Students Projects: A good example of leverage

May 17th, 2007 by seth bindernagel

Student volunteers bring so much to Mozilla, whether by contributing to the code base, participating in our Campus Reps program through Facebook, or working on special projects for our community or for our marketing team.

I’ve had two great experiences with student teams in the recent past:

JT, Asa and I met with a team of students from Stanford’s GEM program who have done some research on internet users in Brazil & India. They are helping us understand a lot about the country context and how Mozilla might help empower more community members in those regions. Speaking of empowered, the students are also excited because they are providing us with highly useful analysis to help prepare our team as we reach out to our community.

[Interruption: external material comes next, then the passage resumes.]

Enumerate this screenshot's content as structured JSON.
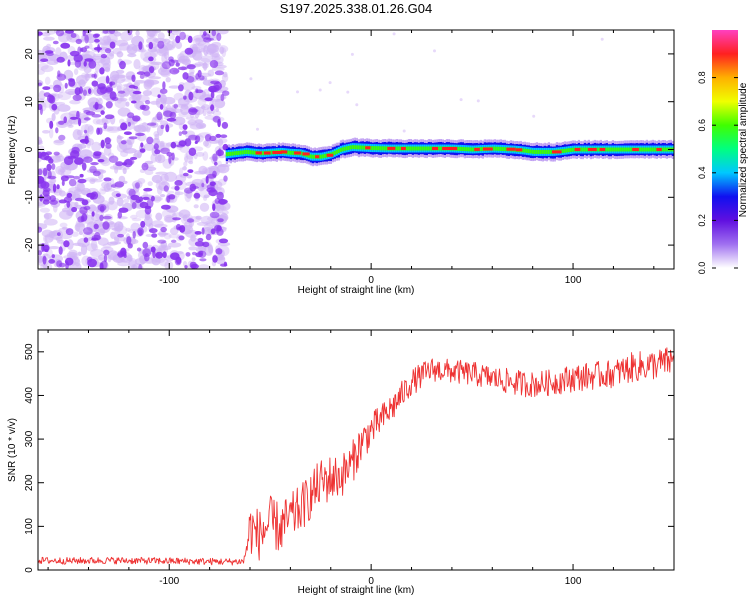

The second experience was with a team of MBA students from Berkeley. The students were taking the Information and Technology Based Marketing class, and looked at our survey program from last summer that we created to understand why people were using Firefox, how they learned about it, and what kept people using it. The team found a lot of interesting new ideas for Mozilla to consider including how to make the surveys more simple, who to target to get better data, what types of responses to offer to allow for statistical testing, and how to avoid leading questions that greatly impact people’s answers. It was great work by the students.

If anyone is interested in learning more about what these students are doing, email me. Happy to share. Also, it would be good to learn about other examples if you have them. Finally, if you’re a student and want to contribute, email me.

p.s. Totally unrelated but I went camping in Arizona last weekend and hiked through Tonto Natural Bridge. Pretty awesome.